Les gouvernements et les opinions de ces pays
commencent à se convaincre du fait
qu'il faut tarir la source de ces migrations,
autrement dit fermer la fuite de la canalisation
comme l'a dit Nicolas Sarkozy, pour une fois
bien inspiré mais qui a suscité
l'indignation vertueuse de ses adversaires
politiques. Pour cela il faut interdire l'accès
des eaux territoriales aux bateaux de passeurs
chargés de plusieurs centaines de migrants,
principalement des jeunes hommes, mais aussi
d'un certain pourcentage de femmes et d'enfants.

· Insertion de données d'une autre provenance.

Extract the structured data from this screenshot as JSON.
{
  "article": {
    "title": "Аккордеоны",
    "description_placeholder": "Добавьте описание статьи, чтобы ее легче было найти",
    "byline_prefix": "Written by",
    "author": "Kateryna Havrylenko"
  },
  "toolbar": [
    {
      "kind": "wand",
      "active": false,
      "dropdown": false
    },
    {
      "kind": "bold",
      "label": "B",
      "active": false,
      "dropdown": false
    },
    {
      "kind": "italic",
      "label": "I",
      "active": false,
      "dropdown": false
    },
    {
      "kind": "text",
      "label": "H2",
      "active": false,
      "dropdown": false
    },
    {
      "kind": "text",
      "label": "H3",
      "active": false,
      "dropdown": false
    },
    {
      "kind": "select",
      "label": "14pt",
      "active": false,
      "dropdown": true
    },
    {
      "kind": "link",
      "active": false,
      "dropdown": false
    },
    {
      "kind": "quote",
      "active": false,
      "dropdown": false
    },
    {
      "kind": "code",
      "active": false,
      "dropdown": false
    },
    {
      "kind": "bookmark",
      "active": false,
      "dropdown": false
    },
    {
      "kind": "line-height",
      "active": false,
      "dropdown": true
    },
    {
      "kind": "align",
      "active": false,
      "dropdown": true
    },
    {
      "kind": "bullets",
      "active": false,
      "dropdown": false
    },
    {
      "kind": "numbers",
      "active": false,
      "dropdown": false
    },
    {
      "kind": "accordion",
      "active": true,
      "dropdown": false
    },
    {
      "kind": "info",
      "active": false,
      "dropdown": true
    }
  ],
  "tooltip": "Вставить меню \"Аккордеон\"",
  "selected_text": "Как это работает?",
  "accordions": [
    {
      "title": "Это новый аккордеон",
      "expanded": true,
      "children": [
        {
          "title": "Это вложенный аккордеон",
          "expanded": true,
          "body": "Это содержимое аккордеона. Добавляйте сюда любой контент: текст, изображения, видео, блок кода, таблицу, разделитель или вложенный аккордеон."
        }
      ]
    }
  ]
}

Il s'agit dorénavant de migrations
illégales, visant à s'imposer
en profitant des traditions du monde maritime
imposant le secours aux naufragés.
Il
n'est plus possible de compter sur les Etats
d'où ils proviennent, en complet délabrement
à la suite d'ailleurs d'interventions
occidentales, pour empêcher les départs
à partir de leurs propres côtes.
C'est la cas, concernant la Méditerranée,
de la Libye et la Syrie, sans mentionner la
Corne de l'Afrique. Il n'est pas possible
non plus d'espérer procéder
sur le territoire de ces pays à des
opérations militaires européennes
terrestres destinées à détruire
les navires et éliminer les passeurs.
Le coût en serait insupportable. Elles
provoqueraient par ailleurs une opposition
armée générale des populations
autochtones.
Mais
comment interdire l'accès aux eaux
territoriales? C'est là que l'on se
heurte à l'incompétence en matière
maritime des hommes politiques envisageant
cette solution. Ils devraient considérer
des réalités indiscutables:
-
le nombre des bateaux de migrants de toutes
catégories, vieux cargos, chalutiers
hors d'âge et canots pneumatiques de
grande taille, ne cessera d'augmenter. Se
comptant aujourd'hui par quelques unités
par jour, il atteindra très vite les
dizaines d'embarcations, chargées chacune
de plusieurs centaines de personnes. Les passeurs
et migrants restant libres d'accéder
en Europe ne cesseront évidemment pas
de tenter le passage. Quant à ceux
disponibles, de toutes catégories,
ils se comptent par centaines. Au prix même
modeste auquel les passeurs les rachètent,
ils viendront de toutes les côtes africaines.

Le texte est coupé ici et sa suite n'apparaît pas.